Mamon é um internacionalista. Ele quer que as pessoas sejam saudáveis e
bem-educadas. Ele quer paz e estabilidade, progresso e prosperidade
universal. Ao contrário, Deus (especialmente no Oriente Médio) parece
ter se tornado um Moloque que exige a ignorância, a pobreza e a guerra.
Por fim, ele propõe que a velha teologia
assentada em dogmas e numa linguagem obsoleta do divino seja substituída
por uma teologia poética, uma religião universal inclusiva, cujo ideal
tenha por base signos unificadores de valores, uma versão minimalista da
teologia cristã, que, segundo ele, seria a única justificativa para que
alguém ainda possa continuar cristão.
O autor dialoga muito com Kant e Derrida e
traz para a Teologia abordagens da Filosofia da Linguagem para mostrar
que a metafísica e o realismo (visão segundo a qual há absolutos que
coordenam a vida humana e uma realidade que independe de nossa
linguagem) são concepções ingênuas desmontadas pela filosofia
pós-modernista e sobre a qual ainda estão assentadas religiões mundiais
como o cristianismo e o Islã. Sua proposta é mostrar que a morte de Deus
é uma constatação irreversível e que essas religiões se refugiaram no
fundamentalismo para não abrir mão dos signos territoriais de exclusão e
com uma teologia sobrenaturalista.
Partindo da premissa de que criamos e
recriamos o mundo a partir das categorias linguísticas e culturais que
temos à nossa disposição, Cupitt diz que as religiões de deuses étnicos e
de guerra, cujos significados abarcam tudo já não correspondem mais à
atual tendência de afirmação de uma nova cultura mundial secular. Nesse
contexto o nacionalismo político e o fundamentalismo religioso subsistem
apenas “na boca daquelas pessoas que mais temem as mudanças que estão
ocorrendo e que tentam resistir-lhes ao máximo”.

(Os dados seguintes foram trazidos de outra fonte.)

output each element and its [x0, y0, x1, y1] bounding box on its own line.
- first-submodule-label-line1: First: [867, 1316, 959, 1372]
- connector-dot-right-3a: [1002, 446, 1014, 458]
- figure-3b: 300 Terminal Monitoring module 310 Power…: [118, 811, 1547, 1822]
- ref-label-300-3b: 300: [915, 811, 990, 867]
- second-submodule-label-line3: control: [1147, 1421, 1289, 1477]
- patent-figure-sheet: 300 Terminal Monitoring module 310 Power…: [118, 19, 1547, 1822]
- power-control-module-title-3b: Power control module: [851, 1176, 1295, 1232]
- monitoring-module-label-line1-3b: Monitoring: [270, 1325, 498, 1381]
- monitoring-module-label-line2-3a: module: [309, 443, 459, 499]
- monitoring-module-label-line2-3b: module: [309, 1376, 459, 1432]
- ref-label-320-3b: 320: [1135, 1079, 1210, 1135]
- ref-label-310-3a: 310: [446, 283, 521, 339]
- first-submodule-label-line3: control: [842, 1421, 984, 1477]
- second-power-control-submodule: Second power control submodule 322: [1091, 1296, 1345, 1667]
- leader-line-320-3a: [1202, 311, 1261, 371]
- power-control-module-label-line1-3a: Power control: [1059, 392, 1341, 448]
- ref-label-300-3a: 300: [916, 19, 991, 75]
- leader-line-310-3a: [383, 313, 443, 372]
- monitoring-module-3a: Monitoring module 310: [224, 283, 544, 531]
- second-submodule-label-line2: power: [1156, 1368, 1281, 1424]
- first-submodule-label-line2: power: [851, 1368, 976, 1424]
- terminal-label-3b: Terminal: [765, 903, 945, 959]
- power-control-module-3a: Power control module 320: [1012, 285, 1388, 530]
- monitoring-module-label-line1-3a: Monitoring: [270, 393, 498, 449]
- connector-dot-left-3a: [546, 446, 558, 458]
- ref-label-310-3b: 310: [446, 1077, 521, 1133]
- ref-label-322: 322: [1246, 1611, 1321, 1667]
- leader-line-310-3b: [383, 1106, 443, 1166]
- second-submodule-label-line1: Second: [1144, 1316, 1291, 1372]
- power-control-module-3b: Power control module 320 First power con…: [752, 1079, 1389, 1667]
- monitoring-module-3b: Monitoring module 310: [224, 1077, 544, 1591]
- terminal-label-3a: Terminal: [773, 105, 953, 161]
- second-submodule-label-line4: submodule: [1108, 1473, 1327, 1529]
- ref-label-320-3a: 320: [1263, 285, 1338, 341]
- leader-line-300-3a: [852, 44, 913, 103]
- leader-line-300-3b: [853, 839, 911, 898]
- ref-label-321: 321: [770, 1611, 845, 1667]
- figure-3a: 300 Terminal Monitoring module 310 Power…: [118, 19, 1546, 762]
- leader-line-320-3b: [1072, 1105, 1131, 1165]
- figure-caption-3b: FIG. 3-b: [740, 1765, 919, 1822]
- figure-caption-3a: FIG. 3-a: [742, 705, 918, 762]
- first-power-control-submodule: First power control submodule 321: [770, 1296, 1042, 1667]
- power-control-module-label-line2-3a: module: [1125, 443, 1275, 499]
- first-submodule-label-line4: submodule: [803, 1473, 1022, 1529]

Don Cupitt parece ser bastante otimista
em sua perspectiva de religião universal, haja vista que mesmo a ideia
de uma cultura mundial secular também pode ser tomada como a
universalização frequentemente belicista de um modelo cultural. Mas é
compreensível como ele coloca a universalização do modelo de modernidade
ocidental e as transformações culturais que produz. De toda forma, sua
abordagem a partir de Hume e Kant até chegar à filosofia da linguagem
contemporânea é bastante pertinente e não há dúvida de que a metafísica
platônica e cristã entrou em forte declínio a partir do último quarto do
século 19 num processo que se agudizou a partir da década de 1950, com a
tomada de consciência de uma modernidade mais crítica de si mesma e do
que a antecedeu. É uma leitura e proposta de religião humanista
instigante, crítica, mesmo que não seja completa ou parcialmente viável.